|Region||Kikai Island of the Amami Islands, Kagoshima Prefecture|
The Kikai language (しまゆみた Shimayumita) is spoken on Kikai Island, Kagoshima Prefecture of southwestern Japan. It is debated whether it is a single dialect cluster. Regardless, all Kikai dialects are members of the Amami–Okinawan languages, which are part of the Japonic languages.
As Kikai does not have recognition within Japan as a language, it is officially known as the Kikai Island dialect (喜界島方言 Kikai-jima hōgen).
The classification of Kikai is disputed. Some even dispute the existence of the Kikai cluster.
The languages of the Amami Islands can be divided into the conservative northern group (Northern Amami Ōshima, Southern Amami Ōshima and Tokunoshima) and the innovative southern group (Okinoerabu and Yoron). The problem here is which Kikai belongs to.
It has been noted that northern communities of Kikai are phonologically more conservative and show some similarity to Amami Ōshima and Tokunoshima while the rest of the island is closer to Southern Amami. For example, Northern Kikai retains seven vowels, /a/, /e/, /i/, /o/, /u/, /ɨ/ and /ɘ/ while South–Central Kikai only has five vowels. /k/ is palatalized into /t͡ɕ/ before /i/ in South–Central Kikai but not in Northern Kikai.
For this reason, Nakamoto (1976) disassembled Kikai into two:
By contrast, Karimata (2000) tentatively supported the Kikai cluster in consideration of other shared phonological features. Lawrence (2011) argued that lexical evidence supported the Kikai cluster although he refrained from determining its phylogenetic relationship with other Amami dialects.
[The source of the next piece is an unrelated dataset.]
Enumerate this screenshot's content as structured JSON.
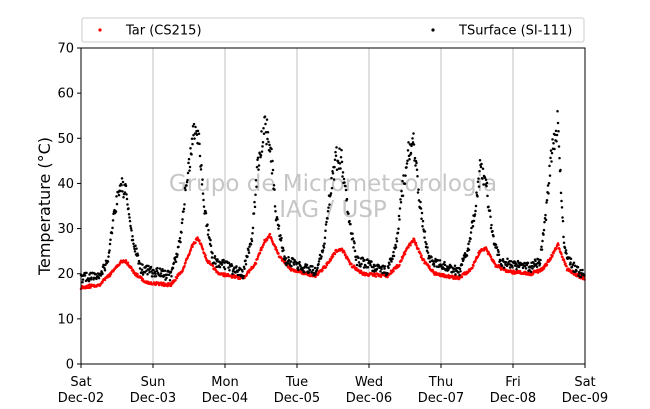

There are 33 local communities on Kikai Island. Despite being a small, flat island, Kikai shows considerable variations in lexicon, phonology and morphology. The dialects on the island are mutually intelligible. Northern communities of Onotsu, Shitooke (and Sateku) are phonologically more conservative than the rest of the island.
Iwakura Ichirō (1904–1943), a folklorist from Aden, stated that the language of Kikai Island was called /simajumita/ in the dialect of Aden.
The following is the phonology of the Onotsu dialect, which is based on Shirata (2013b).
As with most Ryukyuan languages to the north of Central Okinawan, stops are described as "plain" C’ and "glottalized" C‘. Phonetically, the two series are aspirated [Cʰ] and tenuis [C˭], respectively.
According to Shirata (2013b), Onotsu dialect has /a/, /e/, /i/, /o/ and /u/. In more conventional interpretations, two more vowels /ɨ/ and /ɘ/ are added. Shirata analyzes conventional /Ci/ and /Cɨ/ as /Cji/ and /Ci/, respectively. Similarly, /Ce/ and /Cɘ/ are interpreted as /Cje/ and /Ce/.
The following is the phonology of the Kamikatetsu dialect, which is based on Shirata (2013a).
Kamikatetsu has /a/, /e/, /i/, /o/ and /u/.